To decide whether B is a member of a group, you apply the rules for corporation tax on chargeable gains (see CG45100 onwards) with one modification.
The chargeable gains test is a 75% test. For the purposes of the group exception, you change ‘75%’ to ‘51%’ throughout.
If the group exception applies, another member of B’s group at the time the relevant step is taken is not a relevant third person (unless it is acting as a trustee).
The LLP exception
If B is a limited liability partnership, then a company which is a wholly-owned subsidiary of B at the time the relevant step is taken is not a relevant third person (unless it is acting as a trustee).
‘Limited liability partnership’ has the meaning given by Section 1(2) Limited Liability Partnership Act 2000.
‘Wholly-owned subsidiary’ has the meaning given by Section 1159(2) Companies Act 2006.
Neither of the exceptions applies if there is a connection (direct or indirect) between the relevant step and a tax avoidance arrangement.
On ‘connection between’ a step and a ‘tax avoidance arrangement’, see EIM45855.
Group exception and LLP exception: common circumstances
Especially with larger employers, it is common for parts of remuneration packages to be delivered by a group company or by a wholly owned subsidiary of an LLP that is also an employer.
It will usually be clear that there is no avoidance involved and therefore the group exception or the LLP exception will apply.
The result will be that there will be no Part 7A income and the step in question will be subject to the other employment income provisions in ITEPA 2003 as applicable.
An individual can be a relevant third person. The most common example is likely to be where an individual is a trustee of a trust used in an arrangement.

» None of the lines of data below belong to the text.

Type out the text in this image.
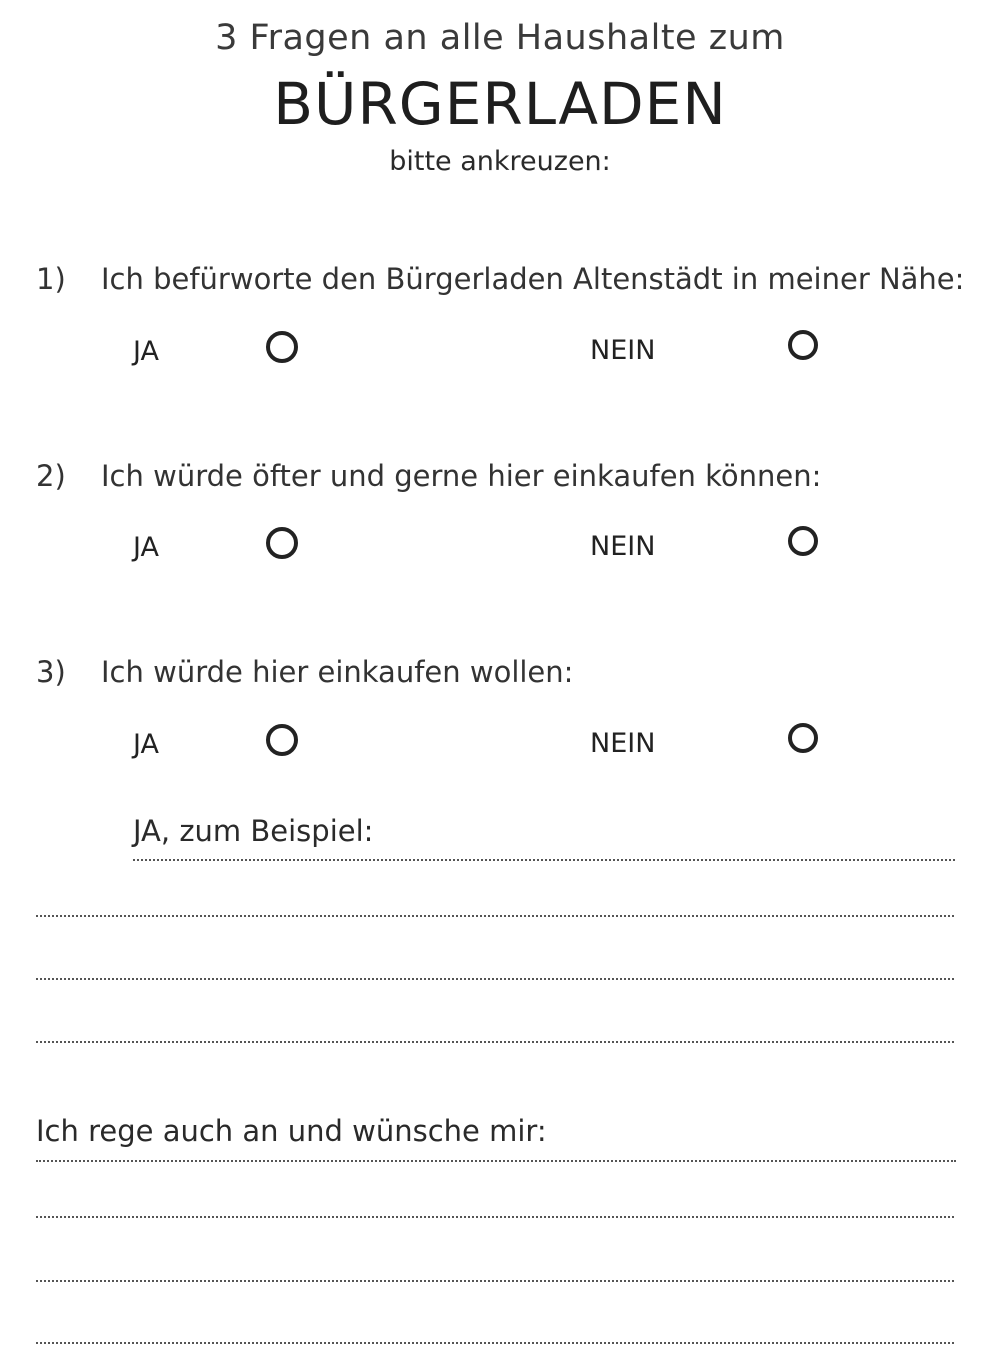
3 Fragen an alle Haushalte zum
BÜRGERLADEN
bitte ankreuzen:
1) Ich befürworte den Bürgerladen Altenstädt in meiner Nähe:
JA	NEIN
2) Ich würde öfter und gerne hier einkaufen können:
JA	NEIN
3) Ich würde hier einkaufen wollen:
JA	NEIN
JA, zum Beispiel:
Ich rege auch an und wünsche mir:
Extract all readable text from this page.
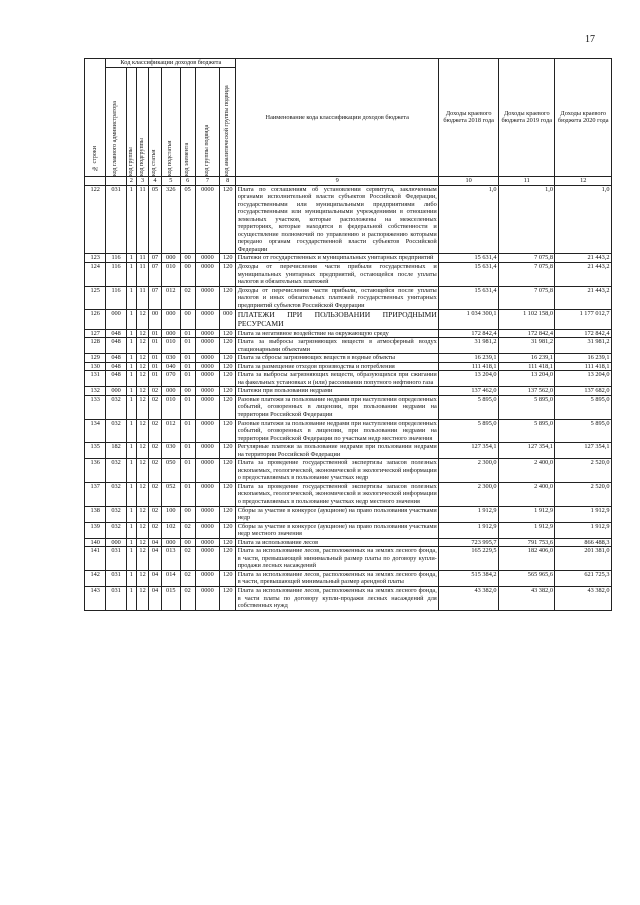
17
№ строки	Код классификации доходов бюджета								Наименование кода классификации доходов бюджета	Доходы краевого бюджета 2018 года	Доходы краевого бюджета 2019 года	Доходы краевого бюджета 2020 года

	код главного администратора	код группы	код подгруппы	код статьи	код подстатьи	код элемента	код группы подвида	код аналитической группы подвида				

		2	3	4	5	6	7	8	9	10	11	12
122	031	1	11	05	326	05	0000	120	Плата по соглашениям об установлении сервитута, заключенным органами исполнительной власти субъектов Российской Федерации, государственными или муниципальными предприятиями либо государственными или муниципальными учреждениями в отношении земельных участков, которые расположены на межселенных территориях, которые находятся в федеральной собственности и осуществление полномочий по управлению и распоряжению которыми передано органам государственной власти субъектов Российской Федерации	1,0	1,0	1,0
123	116	1	11	07	000	00	0000	120	Платежи от государственных и муниципальных унитарных предприятий	15 631,4	7 075,8	21 443,2
124	116	1	11	07	010	00	0000	120	Доходы от перечисления части прибыли государственных и муниципальных унитарных предприятий, остающейся после уплаты налогов и обязательных платежей	15 631,4	7 075,8	21 443,2
125	116	1	11	07	012	02	0000	120	Доходы от перечисления части прибыли, остающейся после уплаты налогов и иных обязательных платежей государственных унитарных предприятий субъектов Российской Федерации	15 631,4	7 075,8	21 443,2
126	000	1	12	00	000	00	0000	000	ПЛАТЕЖИ ПРИ ПОЛЬЗОВАНИИ ПРИРОДНЫМИ РЕСУРСАМИ	1 034 300,1	1 102 158,0	1 177 012,7
127	048	1	12	01	000	01	0000	120	Плата за негативное воздействие на окружающую среду	172 842,4	172 842,4	172 842,4
128	048	1	12	01	010	01	0000	120	Плата за выбросы загрязняющих веществ в атмосферный воздух стационарными объектами	31 981,2	31 981,2	31 981,2
129	048	1	12	01	030	01	0000	120	Плата за сбросы загрязняющих веществ в водные объекты	16 239,1	16 239,1	16 239,1
130	048	1	12	01	040	01	0000	120	Плата за размещение отходов производства и потребления	111 418,1	111 418,1	111 418,1
131	048	1	12	01	070	01	0000	120	Плата за выбросы загрязняющих веществ, образующихся при сжигании на факельных установках и (или) рассеивании попутного нефтяного газа	13 204,0	13 204,0	13 204,0
132	000	1	12	02	000	00	0000	120	Платежи при пользовании недрами	137 462,0	137 562,0	137 682,0
133	032	1	12	02	010	01	0000	120	Разовые платежи за пользование недрами при наступлении определенных событий, оговоренных в лицензии, при пользовании недрами на территории Российской Федерации	5 895,0	5 895,0	5 895,0
134	032	1	12	02	012	01	0000	120	Разовые платежи за пользование недрами при наступлении определенных событий, оговоренных в лицензии, при пользовании недрами на территории Российской Федерации по участкам недр местного значения	5 895,0	5 895,0	5 895,0
135	182	1	12	02	030	01	0000	120	Регулярные платежи за пользование недрами при пользовании недрами на территории Российской Федерации	127 354,1	127 354,1	127 354,1
136	032	1	12	02	050	01	0000	120	Плата за проведение государственной экспертизы запасов полезных ископаемых, геологической, экономической и экологической информации о предоставляемых в пользование участках недр	2 300,0	2 400,0	2 520,0
137	032	1	12	02	052	01	0000	120	Плата за проведение государственной экспертизы запасов полезных ископаемых, геологической, экономической и экологической информации о предоставляемых в пользование участках недр местного значения	2 300,0	2 400,0	2 520,0
138	032	1	12	02	100	00	0000	120	Сборы за участие в конкурсе (аукционе) на право пользования участками недр	1 912,9	1 912,9	1 912,9
139	032	1	12	02	102	02	0000	120	Сборы за участие в конкурсе (аукционе) на право пользования участками недр местного значения	1 912,9	1 912,9	1 912,9
140	000	1	12	04	000	00	0000	120	Плата за использование лесов	723 995,7	791 753,6	866 488,3
141	031	1	12	04	013	02	0000	120	Плата за использование лесов, расположенных на землях лесного фонда, в части, превышающей минимальный размер платы по договору купли-продажи лесных насаждений	165 229,5	182 406,0	201 381,0
142	031	1	12	04	014	02	0000	120	Плата за использование лесов, расположенных на землях лесного фонда, в части, превышающей минимальный размер арендной платы	515 384,2	565 965,6	621 725,3
143	031	1	12	04	015	02	0000	120	Плата за использование лесов, расположенных на землях лесного фонда, в части платы по договору купли-продажи лесных насаждений для собственных нужд	43 382,0	43 382,0	43 382,0
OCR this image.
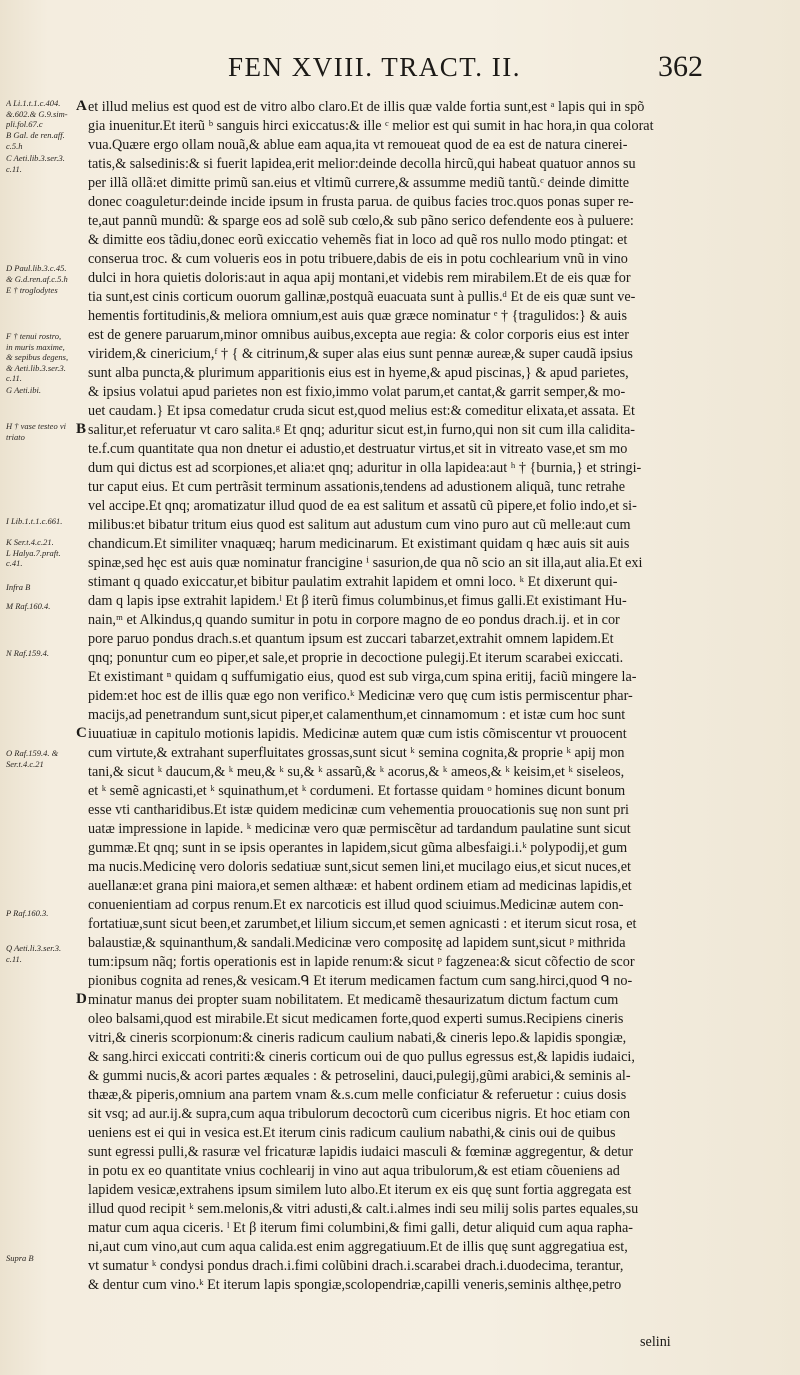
FEN XVIII. TRACT. II.	362
A Li.1.t.1.c.404.
&.602.& G.9.sim-
pli.fol.67.c
B Gal. de ren.aff.
c.5.h
C Aeti.lib.3.ser.3.
c.11.
D Paul.lib.3.c.45.
& G.d.ren.af.c.5.h
E † troglodytes
F † tenui rostro,
in muris maxime,
& sepibus degens,
& Aeti.lib.3.ser.3.
c.11.
G Aeti.ibi.
H † vase testeo vi
triato
I Lib.1.t.1.c.661.
K Ser.t.4.c.21.
L Halya.7.praft.
c.41.
Infra B
M Raf.160.4.
N Raf.159.4.
O Raf.159.4. &
Ser.t.4.c.21
P Raf.160.3.
Q Aeti.li.3.ser.3.
c.11.
Supra B
et illud melius est quod est de vitro albo claro.Et de illis quæ valde fortia sunt,est ᵃ lapis qui in spõ
gia inuenitur.Et iterũ ᵇ sanguis hirci exiccatus:& ille ᶜ melior est qui sumit in hac hora,in qua colorat
vua.Quære ergo ollam nouã,& ablue eam aqua,ita vt remoueat quod de ea est de natura cinerei-
tatis,& salsedinis:& si fuerit lapidea,erit melior:deinde decolla hircũ,qui habeat quatuor annos su
per illã ollã:et dimitte primũ san.eius et vltimũ currere,& assumme mediũ tantũ.ᶜ deinde dimitte
donec coaguletur:deinde incide ipsum in frusta parua. de quibus facies troc.quos ponas super re-
te,aut pannũ mundũ: & sparge eos ad solẽ sub cœlo,& sub pãno serico defendente eos à puluere:
& dimitte eos tãdiu,donec eorũ exiccatio vehemẽs fiat in loco ad quẽ ros nullo modo ptingat: et
conserua troc. & cum volueris eos in potu tribuere,dabis de eis in potu cochlearium vnũ in vino
dulci in hora quietis doloris:aut in aqua apij montani,et videbis rem mirabilem.Et de eis quæ for
tia sunt,est cinis corticum ouorum gallinæ,postquã euacuata sunt à pullis.ᵈ Et de eis quæ sunt ve-
hementis fortitudinis,& meliora omnium,est auis quæ græce nominatur ᵉ † {tragulidos:} & auis
est de genere paruarum,minor omnibus auibus,excepta aue regia: & color corporis eius est inter
viridem,& cinericium,ᶠ † { & citrinum,& super alas eius sunt pennæ aureæ,& super caudã ipsius
sunt alba puncta,& plurimum apparitionis eius est in hyeme,& apud piscinas,} & apud parietes,
& ipsius volatui apud parietes non est fixio,immo volat parum,et cantat,& garrit semper,& mo-
uet caudam.} Et ipsa comedatur cruda sicut est,quod melius est:& comeditur elixata,et assata. Et
salitur,et referuatur vt caro salita.ᵍ Et qnq; aduritur sicut est,in furno,qui non sit cum illa calidita-
te.f.cum quantitate qua non dnetur ei adustio,et destruatur virtus,et sit in vitreato vase,et sm mo
dum qui dictus est ad scorpiones,et alia:et qnq; aduritur in olla lapidea:aut ʰ † {burnia,} et stringi-
tur caput eius. Et cum pertrãsit terminum assationis,tendens ad adustionem aliquã, tunc retrahe
vel accipe.Et qnq; aromatizatur illud quod de ea est salitum et assatũ cũ pipere,et folio indo,et si-
milibus:et bibatur tritum eius quod est salitum aut adustum cum vino puro aut cũ melle:aut cum
chandicum.Et similiter vnaquæq; harum medicinarum. Et existimant quidam q hæc auis sit auis
spinæ,sed hęc est auis quæ nominatur francigine ⁱ sasurion,de qua nõ scio an sit illa,aut alia.Et exi
stimant q quado exiccatur,et bibitur paulatim extrahit lapidem et omni loco. ᵏ Et dixerunt qui-
dam q lapis ipse extrahit lapidem.ˡ Et β iterũ fimus columbinus,et fimus galli.Et existimant Hu-
nain,ᵐ et Alkindus,q quando sumitur in potu in corpore magno de eo pondus drach.ij. et in cor
pore paruo pondus drach.s.et quantum ipsum est zuccari tabarzet,extrahit omnem lapidem.Et
qnq; ponuntur cum eo piper,et sale,et proprie in decoctione pulegij.Et iterum scarabei exiccati.
Et existimant ⁿ quidam q suffumigatio eius, quod est sub virga,cum spina eritij, faciũ mingere la-
pidem:et hoc est de illis quæ ego non verifico.ᵏ Medicinæ vero quę cum istis permiscentur phar-
macijs,ad penetrandum sunt,sicut piper,et calamenthum,et cinnamomum : et istæ cum hoc sunt
iuuatiuæ in capitulo motionis lapidis. Medicinæ autem quæ cum istis cõmiscentur vt prouocent
cum virtute,& extrahant superfluitates grossas,sunt sicut ᵏ semina cognita,& proprie ᵏ apij mon
tani,& sicut ᵏ daucum,& ᵏ meu,& ᵏ su,& ᵏ assarũ,& ᵏ acorus,& ᵏ ameos,& ᵏ keisim,et ᵏ siseleos,
et ᵏ semẽ agnicasti,et ᵏ squinathum,et ᵏ cordumeni. Et fortasse quidam ᵒ homines dicunt bonum
esse vti cantharidibus.Et istæ quidem medicinæ cum vehementia prouocationis suę non sunt pri
uatæ impressione in lapide. ᵏ medicinæ vero quæ permiscẽtur ad tardandum paulatine sunt sicut
gummæ.Et qnq; sunt in se ipsis operantes in lapidem,sicut gũma albesfaigi.i.ᵏ polypodij,et gum
ma nucis.Medicinę vero doloris sedatiuæ sunt,sicut semen lini,et mucilago eius,et sicut nuces,et
auellanæ:et grana pini maiora,et semen althææ: et habent ordinem etiam ad medicinas lapidis,et
conuenientiam ad corpus renum.Et ex narcoticis est illud quod sciuimus.Medicinæ autem con-
fortatiuæ,sunt sicut been,et zarumbet,et lilium siccum,et semen agnicasti : et iterum sicut rosa, et
balaustiæ,& squinanthum,& sandali.Medicinæ vero compositę ad lapidem sunt,sicut ᵖ mithrida
tum:ipsum nãq; fortis operationis est in lapide renum:& sicut ᵖ fagzenea:& sicut cõfectio de scor
pionibus cognita ad renes,& vesicam.ᑫ Et iterum medicamen factum cum sang.hirci,quod ᑫ no-
minatur manus dei propter suam nobilitatem. Et medicamẽ thesaurizatum dictum factum cum
oleo balsami,quod est mirabile.Et sicut medicamen forte,quod experti sumus.Recipiens cineris
vitri,& cineris scorpionum:& cineris radicum caulium nabati,& cineris lepo.& lapidis spongiæ,
& sang.hirci exiccati contriti:& cineris corticum oui de quo pullus egressus est,& lapidis iudaici,
& gummi nucis,& acori partes æquales : & petroselini, dauci,pulegij,gũmi arabici,& seminis al-
thææ,& piperis,omnium ana partem vnam &.s.cum melle conficiatur & referuetur : cuius dosis
sit vsq; ad aur.ij.& supra,cum aqua tribulorum decoctorũ cum ciceribus nigris. Et hoc etiam con
ueniens est ei qui in vesica est.Et iterum cinis radicum caulium nabathi,& cinis oui de quibus
sunt egressi pulli,& rasuræ vel fricaturæ lapidis iudaici masculi & fœminæ aggregentur, & detur
in potu ex eo quantitate vnius cochlearij in vino aut aqua tribulorum,& est etiam cõueniens ad
lapidem vesicæ,extrahens ipsum similem luto albo.Et iterum ex eis quę sunt fortia aggregata est
illud quod recipit ᵏ sem.melonis,& vitri adusti,& calt.i.almes indi seu milij solis partes equales,su
matur cum aqua ciceris. ˡ Et β iterum fimi columbini,& fimi galli, detur aliquid cum aqua rapha-
ni,aut cum vino,aut cum aqua calida.est enim aggregatiuum.Et de illis quę sunt aggregatiua est,
vt sumatur ᵏ condysi pondus drach.i.fimi colũbini drach.i.scarabei drach.i.duodecima, terantur,
& dentur cum vino.ᵏ Et iterum lapis spongiæ,scolopendriæ,capilli veneris,seminis althęe,petro
A
B
C
D
selini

In other cases, where a relevant step is taken by an individual, remember that in contrast to other categories of person, an individual may take a step in the normal course of domestic, family or personal relationships and not as a means of providing rewards, recognition or loans in connection with employment. Where this is the case, the step will not come through the Section 554A gateway (see EIM45025).